The case of the day is Thai-Lao Lignite (Thailand) Co. v. Government of the Lao People’s Democratic Republic (S.D.N.Y. 2012). We have reported on this dispute twice before. In the first post, the judge confirmed an arbitral award in favor of Thai-Lao against Laos. In the second, the judge granted judicial assistance to Thai-Lao, which had brought an exequatur proceeding in Paris to confirm the award, seeking information from a third party about Laos’s assets in France. In today’s case of the day, the Thai-Lao sought judicial assistance to obtain evidence for use in the same French proceeding. This time, though, Thai-Lao sought to obtain evidence from Laos itself.

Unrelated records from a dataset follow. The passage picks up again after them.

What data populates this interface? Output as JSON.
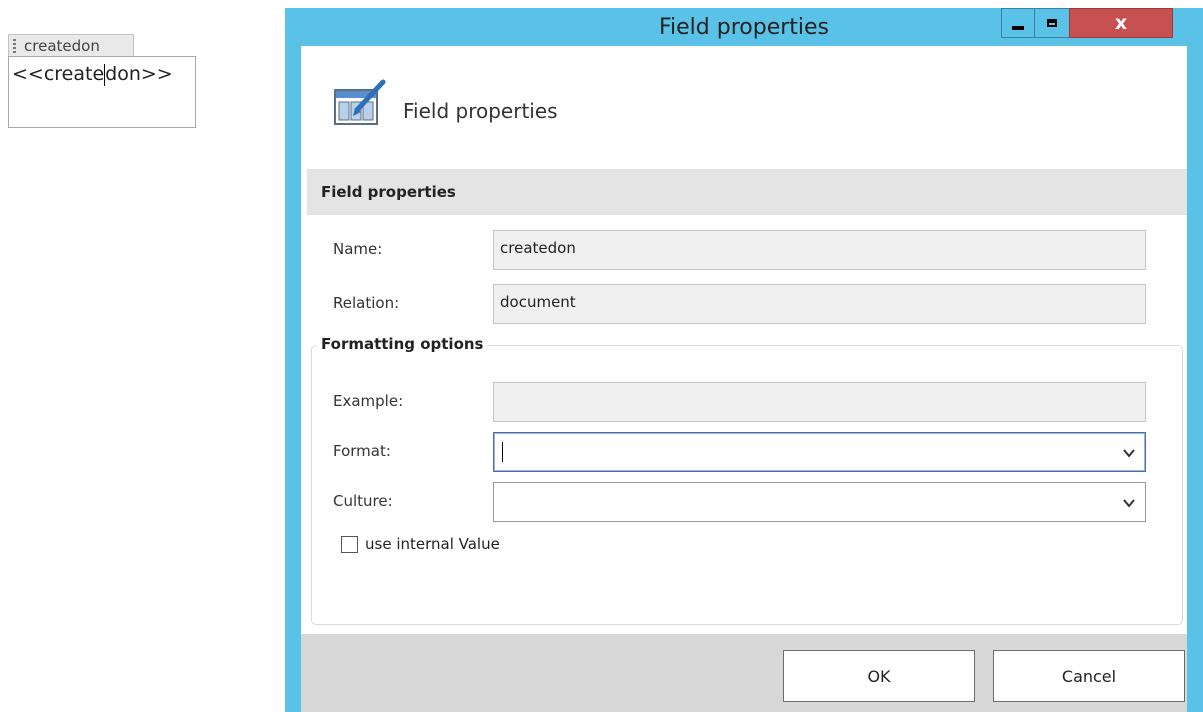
{
  "content_control": {
    "tag_label": "createdon",
    "text_before_caret": "<<create",
    "text_after_caret": "don>>"
  },
  "window": {
    "title": "Field properties",
    "close_glyph": "x",
    "controls": [
      "minimize-icon",
      "maximize-icon",
      "close-icon"
    ]
  },
  "header": {
    "icon": "table-edit-icon",
    "title": "Field properties"
  },
  "field_section": {
    "title": "Field properties",
    "name_label": "Name:",
    "name_value": "createdon",
    "relation_label": "Relation:",
    "relation_value": "document"
  },
  "formatting": {
    "legend": "Formatting options",
    "example_label": "Example:",
    "example_value": "",
    "format_label": "Format:",
    "format_value": "",
    "culture_label": "Culture:",
    "culture_value": "",
    "checkbox_label": "use internal Value",
    "checkbox_checked": false
  },
  "buttons": {
    "ok": "OK",
    "cancel": "Cancel"
  },
  "colors": {
    "titlebar": "#5bc2e7",
    "close_button": "#c75050",
    "section_bar": "#e4e4e4",
    "footer": "#d7d7d7"
  }
}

The judge correctly (in my view) dismissed the case on the grounds that Laos, a foreign sovereign, is not a “person” within the meaning of 28 U.S.C. § 1782. The leading case on this point is Al Fayed v. CIA, 229 F.3d 272 (D.C. Cir. 2000), in which the court, noting the general rule that the word “person”, when used in a statute, is not construed to include the sovereign, dismissed a quixotic attempt by Dodi Al Fayed to obtain information from the CIA for use in French proceedings involving the death of Diana, the Princess of Wales.
One consequence of this view, which I haven’t seen in a reported case, is that a foreign sovereign should not qualify as an “interested person” able to seek judicial assistance under the statute. Else the word “person” would have to be given two different constructions in the same statutory provision!